Given the novelty of the concept, Phil Ejercito was skeptical about how the city would react to CRASH Madison. This is a system to broadcast text messages about the status of the Halloween party on State Street, including information about the weather, entertainment venues, crowd sizes, and dangerous situations, among other things. How is the city responding the texting plans announced by Ejercito?
A Halloween organizer, the mayor's spokesperson, and a police spokesperson weigh in:
- Joel Plant, city alcohol policy coordinator and primary Halloween planning liaison: "I think the CRASH Madison service is both novel and useful. The timely dissemination of accurate information will be very helpful for everyone involved. Furthermore, [Ejercito's] efforts reiterate the fact that the issues surrounding Halloween in Madison are community issues that require community action."
- George Twigg, communications director for Mayor Cieslewicz: "The mayor supports finding innovative ways to reach Halloween participants with accurate, timely information. This project would seem to fit that goal, and the mayor hopes it is successful in that regard."

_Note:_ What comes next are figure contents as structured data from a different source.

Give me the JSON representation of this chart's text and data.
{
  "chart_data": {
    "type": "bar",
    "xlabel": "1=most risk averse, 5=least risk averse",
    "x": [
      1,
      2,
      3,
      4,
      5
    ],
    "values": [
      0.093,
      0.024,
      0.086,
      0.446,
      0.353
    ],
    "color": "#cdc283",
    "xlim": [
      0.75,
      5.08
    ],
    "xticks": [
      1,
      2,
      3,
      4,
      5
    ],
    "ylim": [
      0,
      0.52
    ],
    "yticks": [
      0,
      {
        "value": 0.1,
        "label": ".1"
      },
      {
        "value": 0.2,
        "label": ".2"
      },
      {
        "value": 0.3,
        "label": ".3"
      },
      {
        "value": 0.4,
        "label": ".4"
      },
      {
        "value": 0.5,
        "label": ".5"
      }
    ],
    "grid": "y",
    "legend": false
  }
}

- Officer Howard Payne, a public information officer for the Madison Police Department: "We have no issue with any outlet that's delivering information. We can't control that. As long as this outlet is delivering timely and factual information to whoever they're clients might be, I can't see it being a negative thing, especially by way of informing people about lines, bands, locations to eat, and other information that people want to know. We're not against this as long as it's giving factual information and not inciting some sort of a problem or promoting some type of negative situation. We would not want to align ourselves with anyone who is doing such a thing."
As word spread about CRASH Madison, there was one question repeatedly asked by various persons: Will heavy network traffic due to the amount of people presumably using cell phones on State Street slow down or inhibit the text broadcasts in any way?

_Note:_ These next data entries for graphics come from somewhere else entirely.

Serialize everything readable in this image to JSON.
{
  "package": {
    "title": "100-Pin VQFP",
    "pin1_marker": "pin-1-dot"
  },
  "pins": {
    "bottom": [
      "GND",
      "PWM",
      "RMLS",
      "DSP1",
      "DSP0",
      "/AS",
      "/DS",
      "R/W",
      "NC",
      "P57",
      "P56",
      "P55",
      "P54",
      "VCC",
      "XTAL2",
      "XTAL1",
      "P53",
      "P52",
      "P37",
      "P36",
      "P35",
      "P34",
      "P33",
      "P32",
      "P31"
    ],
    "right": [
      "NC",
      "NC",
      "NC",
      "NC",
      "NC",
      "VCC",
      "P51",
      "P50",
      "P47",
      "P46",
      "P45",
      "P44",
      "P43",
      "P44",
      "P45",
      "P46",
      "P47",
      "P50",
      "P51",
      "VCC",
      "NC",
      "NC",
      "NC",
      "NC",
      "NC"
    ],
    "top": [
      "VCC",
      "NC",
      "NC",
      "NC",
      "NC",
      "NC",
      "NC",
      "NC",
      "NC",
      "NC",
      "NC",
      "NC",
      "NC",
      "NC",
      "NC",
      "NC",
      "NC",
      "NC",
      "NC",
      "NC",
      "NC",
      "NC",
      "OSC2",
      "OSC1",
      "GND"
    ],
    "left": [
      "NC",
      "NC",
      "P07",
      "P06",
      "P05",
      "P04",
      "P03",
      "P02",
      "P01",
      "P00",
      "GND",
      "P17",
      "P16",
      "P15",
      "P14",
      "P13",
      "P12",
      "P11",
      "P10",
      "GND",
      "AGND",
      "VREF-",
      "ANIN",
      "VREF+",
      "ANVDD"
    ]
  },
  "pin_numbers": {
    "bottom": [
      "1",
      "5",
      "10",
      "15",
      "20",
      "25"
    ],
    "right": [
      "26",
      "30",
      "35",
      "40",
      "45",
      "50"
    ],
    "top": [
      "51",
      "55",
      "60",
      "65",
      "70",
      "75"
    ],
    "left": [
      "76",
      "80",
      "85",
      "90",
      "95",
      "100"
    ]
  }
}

Ejercito says probably not. "It's a very legitimate concern that heavy network traffic will slow message delivery, but there are a couple of responses to that," he says. One, "we think SMS data is more likely to make it through than voice traffic," Ejercito states, and secondly, "text messages can be time-shifted and still received, unlike voice messages." Even if CRASH messages don't get through to all of its subscribers," he continues, enough messages getting through "can seed word-of-mouth message delivery with accurate and timely information as opposed to the usual rumors and misinformation that can breed confusion and chaos."